Public Programs


Ellie brings historical characters to life through her unique blend of humor, costumes and food. She believes that costumed living history is the closest we can come to time travel…so far.  ElliePresents will highlight three eras within the last century. Delicious and authentic foods for each program will be taken from an actual Benton Harbor and St. Joseph event menu with Ellie providing culinary history tastings with each course.

Please join us as we travel back in time to experience this culinary adventure. You are encouraged to dress according to the period!

May 15, 2019    6:00-7:30 p.m.      ElliePresents the Depression Years

Last day to purchase tickets is May 10, 2019

July 10, 2019     6:00-7:30 p.m.     ElliePresents the 1950s

Last day to purchase tickets is July 5, 2019

Tickets are $16.00 per person per event

Please call The Heritage Museum and Cultural Center at 269-983-1191 for tickets.

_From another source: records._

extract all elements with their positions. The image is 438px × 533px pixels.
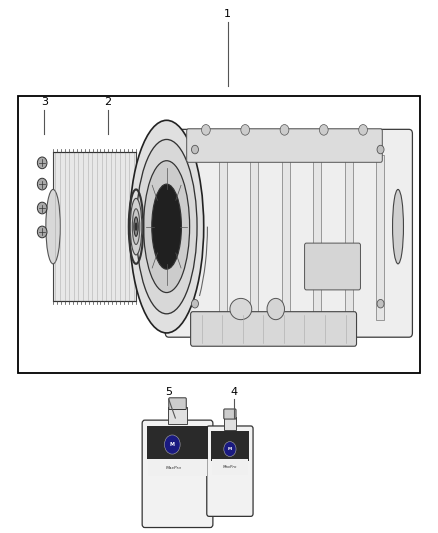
Circle shape (37, 226, 47, 238)
Ellipse shape (130, 198, 142, 255)
FancyBboxPatch shape (142, 420, 213, 528)
Circle shape (37, 178, 47, 190)
FancyBboxPatch shape (169, 398, 186, 409)
Text: MaxPro: MaxPro (223, 465, 237, 469)
Text: 3: 3 (41, 97, 48, 107)
FancyBboxPatch shape (165, 130, 413, 337)
Ellipse shape (130, 120, 204, 333)
Text: 1: 1 (224, 9, 231, 19)
Ellipse shape (134, 219, 138, 234)
Bar (53, 152, 136, 301)
Text: 2: 2 (104, 97, 111, 107)
FancyBboxPatch shape (187, 129, 382, 163)
Circle shape (241, 125, 250, 135)
Bar (211, 431, 249, 461)
Text: M: M (170, 442, 175, 447)
Bar (212, 459, 248, 475)
Ellipse shape (46, 189, 60, 264)
FancyBboxPatch shape (304, 243, 360, 290)
Ellipse shape (144, 161, 190, 293)
Ellipse shape (134, 217, 138, 236)
Bar (376, 155, 384, 320)
Bar (282, 155, 290, 320)
Bar (251, 155, 258, 320)
Circle shape (201, 125, 210, 135)
Text: M: M (228, 447, 232, 451)
Ellipse shape (136, 140, 197, 314)
Bar (224, 417, 236, 430)
Circle shape (191, 300, 198, 308)
Text: 5: 5 (165, 387, 172, 397)
Ellipse shape (129, 189, 143, 264)
Circle shape (319, 125, 328, 135)
Circle shape (191, 146, 198, 154)
Text: 4: 4 (231, 387, 238, 397)
Bar (219, 155, 227, 320)
Ellipse shape (392, 189, 403, 264)
Circle shape (164, 435, 180, 454)
Circle shape (224, 442, 236, 456)
Bar (168, 407, 187, 424)
Bar (147, 426, 208, 459)
FancyBboxPatch shape (207, 426, 253, 516)
Bar (148, 459, 207, 477)
Ellipse shape (267, 298, 285, 320)
Circle shape (37, 202, 47, 214)
Ellipse shape (152, 184, 181, 269)
Bar (345, 155, 353, 320)
FancyBboxPatch shape (191, 312, 357, 346)
Ellipse shape (132, 209, 140, 245)
Ellipse shape (230, 298, 252, 320)
Circle shape (377, 146, 384, 154)
Text: MaxPro: MaxPro (166, 466, 182, 470)
Circle shape (359, 125, 367, 135)
Circle shape (37, 157, 47, 168)
Bar (18, 96, 420, 373)
Bar (313, 155, 321, 320)
Circle shape (280, 125, 289, 135)
Ellipse shape (135, 223, 137, 230)
Circle shape (377, 300, 384, 308)
FancyBboxPatch shape (224, 409, 236, 419)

Special Thanks to our Generous Sponsor KitchenAid



Nationally known actor Terry Lunch specializes in historical portrayal to meet the needs of the young at heart who are never too old to learn something new about history’s most interesting, inspirational figures. His one-man interactive presentations give audiences a new, first-person perspective on the people and events that make up our history and culture. Join us for an entertaining evening of history brought to life!

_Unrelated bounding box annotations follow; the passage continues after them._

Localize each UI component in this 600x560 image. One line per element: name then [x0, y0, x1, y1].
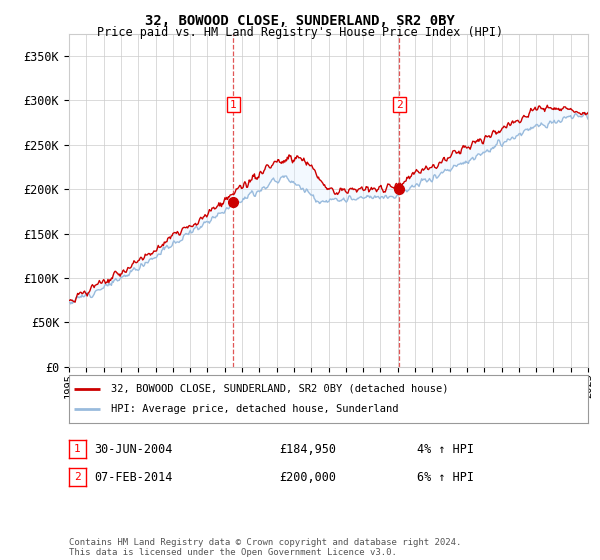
Text: 32, BOWOOD CLOSE, SUNDERLAND, SR2 0BY: 32, BOWOOD CLOSE, SUNDERLAND, SR2 0BY [145, 14, 455, 28]
Text: 2: 2 [74, 472, 81, 482]
Text: 07-FEB-2014: 07-FEB-2014 [94, 470, 173, 484]
Text: 1: 1 [230, 100, 237, 110]
Text: 30-JUN-2004: 30-JUN-2004 [94, 442, 173, 456]
Text: Contains HM Land Registry data © Crown copyright and database right 2024.
This d: Contains HM Land Registry data © Crown c… [69, 538, 461, 557]
Text: HPI: Average price, detached house, Sunderland: HPI: Average price, detached house, Sund… [110, 404, 398, 414]
Text: 4% ↑ HPI: 4% ↑ HPI [417, 442, 474, 456]
Text: Price paid vs. HM Land Registry's House Price Index (HPI): Price paid vs. HM Land Registry's House … [97, 26, 503, 39]
Text: 2: 2 [396, 100, 403, 110]
Text: 32, BOWOOD CLOSE, SUNDERLAND, SR2 0BY (detached house): 32, BOWOOD CLOSE, SUNDERLAND, SR2 0BY (d… [110, 384, 448, 394]
Text: 1: 1 [74, 444, 81, 454]
Text: £200,000: £200,000 [279, 470, 336, 484]
Text: 6% ↑ HPI: 6% ↑ HPI [417, 470, 474, 484]
Text: £184,950: £184,950 [279, 442, 336, 456]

September 11, 2019     6:30 pm      Hysteria in Salem: Magistrate John Hathorne

December 4, 2019     6:30 pm     A Tale with A Twist: Charles Dickens

This Living History Series is free with a suggested donation of $5.00.



They Shall Not Grow Old

Join us at The Heritage Museum for a screening of this amazing World War One documentary, showing the Great War as you’ve never seen it. Using state of the art technology to restore original archival footage more than a 100-years old, Academy Award winner Peter Jackson (The Lord of the Rings trilogy) brings to life the people who can best tell this story: the men who were there. After months immersed in the BBC and Imperial War Museums’ archives, narratives and strategies on how to tell this story began to emerge. Using the voices of the men involved, the film explores the reality of war on the front line. Jackson and his team have also used cutting edge techniques to make hundred-year-old images appear as if they were shot yesterday. Reaching into the mists of time, Jackson aims to give these men voices, investigating the hopes and fears of the veterans which represented a generation changed forever by a global war.

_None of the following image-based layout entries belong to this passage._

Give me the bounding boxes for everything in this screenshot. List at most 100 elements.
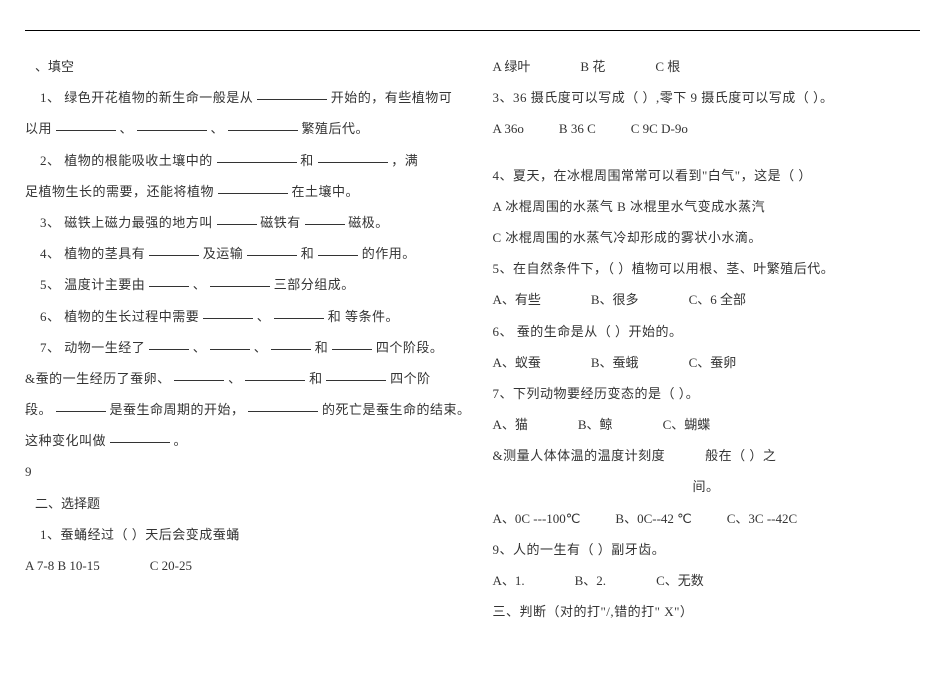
choice-q2-opt-c: C 根: [655, 51, 680, 82]
fill-q8i-text: 。: [174, 433, 188, 448]
fill-q1-line2: 以用 、 、 繁殖后代。: [25, 113, 453, 144]
blank: [217, 212, 257, 225]
fill-q9: 9: [25, 456, 453, 487]
choice-q8-line1: &测量人体体温的温度计刻度 般在（ ）之: [493, 440, 921, 471]
fill-q6: 6、 植物的生长过程中需要 、 和 等条件。: [25, 301, 453, 332]
choice-q6-opt-a: A、蚁蚕: [493, 347, 541, 378]
choice-q6: 6、 蚕的生命是从（ ）开始的。: [493, 316, 921, 347]
fill-q2b-text: 和: [300, 153, 314, 168]
worksheet-page: 、填空 1、 绿色开花植物的新生命一般是从 开始的，有些植物可 以用 、 、 繁…: [25, 30, 920, 627]
choice-q1-options: A 7-8 B 10-15 C 20-25: [25, 550, 453, 581]
fill-q3a-text: 3、 磁铁上磁力最强的地方叫: [40, 215, 213, 230]
choice-q7-opt-b: B、鲸: [578, 409, 613, 440]
fill-q2a-text: 2、 植物的根能吸收土壤中的: [40, 153, 213, 168]
fill-q8a-text: &蚕的一生经历了蚕卵、: [25, 371, 171, 386]
choice-q5-opt-b: B、很多: [591, 284, 639, 315]
blank: [274, 306, 324, 319]
choice-q6-options: A、蚁蚕 B、蚕蛾 C、蚕卵: [493, 347, 921, 378]
blank: [56, 118, 116, 131]
blank: [110, 430, 170, 443]
section3-title: 三、判断（对的打"/,错的打" X"）: [493, 596, 921, 627]
fill-q3b-text: 磁铁有: [260, 215, 301, 230]
blank: [332, 337, 372, 350]
choice-q4: 4、夏天，在冰棍周围常常可以看到"白气"，这是（ ）: [493, 160, 921, 191]
fill-q7e-text: 四个阶段。: [376, 340, 444, 355]
fill-q8d-text: 四个阶: [390, 371, 431, 386]
blank: [56, 399, 106, 412]
choice-q9-opt-a: A、1.: [493, 565, 525, 596]
blank: [248, 399, 318, 412]
choice-q5-opt-a: A、有些: [493, 284, 541, 315]
left-column: 、填空 1、 绿色开花植物的新生命一般是从 开始的，有些植物可 以用 、 、 繁…: [25, 51, 453, 627]
choice-q1: 1、蚕蛹经过（ ）天后会变成蚕蛹: [25, 519, 453, 550]
fill-q6c-text: 和 等条件。: [328, 309, 399, 324]
choice-q7-opt-c: C、蝴蝶: [663, 409, 711, 440]
choice-q7-opt-a: A、猫: [493, 409, 528, 440]
choice-q8-options: A、0C ---100℃ B、0C--42 ℃ C、3C --42C: [493, 503, 921, 534]
choice-q3-options: A 36o B 36 C C 9C D-9o: [493, 113, 921, 144]
choice-q1-opt-c: C 20-25: [150, 550, 192, 581]
choice-q6-opt-c: C、蚕卵: [689, 347, 737, 378]
blank: [210, 337, 250, 350]
section2-title: 二、选择题: [25, 488, 453, 519]
choice-q5: 5、在自然条件下，（ ）植物可以用根、茎、叶繁殖后代。: [493, 253, 921, 284]
choice-q9-opt-c: C、无数: [656, 565, 704, 596]
choice-q7: 7、下列动物要经历变态的是（ ）。: [493, 378, 921, 409]
choice-q3-opt-a: A 36o: [493, 113, 524, 144]
choice-q8a-text: &测量人体体温的温度计刻度: [493, 440, 666, 471]
blank: [210, 274, 270, 287]
blank: [137, 118, 207, 131]
fill-q2-line2: 足植物生长的需要，还能将植物 在土壤中。: [25, 176, 453, 207]
blank: [247, 243, 297, 256]
fill-q5c-text: 三部分组成。: [274, 277, 355, 292]
choice-q4-opts-a: A 冰棍周围的水蒸气 B 冰棍里水气变成水蒸汽: [493, 191, 921, 222]
fill-q4d-text: 的作用。: [362, 246, 416, 261]
fill-q7a-text: 7、 动物一生经了: [40, 340, 145, 355]
choice-q7-options: A、猫 B、鲸 C、蝴蝶: [493, 409, 921, 440]
fill-q2-line1: 2、 植物的根能吸收土壤中的 和 ，满: [25, 145, 453, 176]
fill-q1b-text: 开始的，有些植物可: [331, 90, 453, 105]
fill-q3: 3、 磁铁上磁力最强的地方叫 磁铁有 磁极。: [25, 207, 453, 238]
choice-q9-options: A、1. B、2. C、无数: [493, 565, 921, 596]
fill-q7b-text: 、: [193, 340, 207, 355]
choice-q1-opt-a: A 7-8 B 10-15: [25, 550, 100, 581]
choice-q3: 3、36 摄氏度可以写成（ ）,零下 9 摄氏度可以写成（ ）。: [493, 82, 921, 113]
fill-q8h-text: 这种变化叫做: [25, 433, 106, 448]
fill-q8-line3: 这种变化叫做 。: [25, 425, 453, 456]
fill-q8f-text: 是蚕生命周期的开始，: [110, 402, 245, 417]
fill-q4b-text: 及运输: [203, 246, 244, 261]
fill-q8-line2: 段。 是蚕生命周期的开始， 的死亡是蚕生命的结束。: [25, 394, 453, 425]
fill-q1-line1: 1、 绿色开花植物的新生命一般是从 开始的，有些植物可: [25, 82, 453, 113]
fill-q8g-text: 的死亡是蚕生命的结束。: [322, 402, 471, 417]
fill-q5a-text: 5、 温度计主要由: [40, 277, 145, 292]
choice-q4-opts-c: C 冰棍周围的水蒸气冷却形成的雾状小水滴。: [493, 222, 921, 253]
fill-q1e-text: 、: [211, 121, 225, 136]
blank: [305, 212, 345, 225]
blank: [257, 87, 327, 100]
choice-q5-opt-c: C、6 全部: [689, 284, 746, 315]
choice-q2-options: A 绿叶 B 花 C 根: [493, 51, 921, 82]
choice-q8-line2: 间。: [493, 471, 921, 502]
blank: [149, 274, 189, 287]
choice-q9: 9、人的一生有（ ）副牙齿。: [493, 534, 921, 565]
fill-q8-line1: &蚕的一生经历了蚕卵、 、 和 四个阶: [25, 363, 453, 394]
blank: [228, 118, 298, 131]
section1-title: 、填空: [25, 51, 453, 82]
choice-q8-opt-a: A、0C ---100℃: [493, 503, 581, 534]
fill-q7d-text: 和: [315, 340, 329, 355]
right-column: A 绿叶 B 花 C 根 3、36 摄氏度可以写成（ ）,零下 9 摄氏度可以写…: [493, 51, 921, 627]
choice-q8-opt-b: B、0C--42 ℃: [615, 503, 691, 534]
fill-q7: 7、 动物一生经了 、 、 和 四个阶段。: [25, 332, 453, 363]
blank: [218, 181, 288, 194]
blank: [245, 368, 305, 381]
fill-q5b-text: 、: [193, 277, 207, 292]
choice-q3-opt-c: C 9C D-9o: [631, 113, 688, 144]
spacer: [493, 145, 921, 160]
choice-q2-opt-b: B 花: [580, 51, 605, 82]
fill-q4: 4、 植物的茎具有 及运输 和 的作用。: [25, 238, 453, 269]
blank: [203, 306, 253, 319]
fill-q4c-text: 和: [301, 246, 315, 261]
blank: [174, 368, 224, 381]
fill-q1f-text: 繁殖后代。: [302, 121, 370, 136]
fill-q1d-text: 、: [120, 121, 134, 136]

Thursday, May 30, 2019  6:00 pm. to 8:00 pm.

The movie is sponsored by Lest We Forget and free to the public.


For Each and All: America’s Constitution and the Antislavery Movement

Today most scholars agree that before the Civil War, the United States Constitution allowed, and perhaps even protected slavery. The majority in antebellum America, both North and South, also held this view. Yet a vocal minority believed that the Constitution was a charter for political actions against slavery. Frederick Douglass came to this conviction, and later, Martin Luther King, Jr. worked from the same tradition. Lesser known abolitionists before the Civil War – some from Michigan – laid the foundation for this interpretation. Essential to this movement was an answer to the question: who is meant by “We the People?” How are the agency, participation, and the voices of each and all necessary for creating a republic set in motion by our founders? Reverend Dr. Christopher Momany, author of “For Each and All: the Moral Witness of Asa Mahan,” and a graduate of Adrian College, Princeton Theological Seminary, and Drew University, brings this fascinating and often overlooked story to life and points to its relevance for our time.

Wednesday, August 21, 2019  6:30 pm. to 7:30 pm.

Admission is free with a suggested $5.00 donation.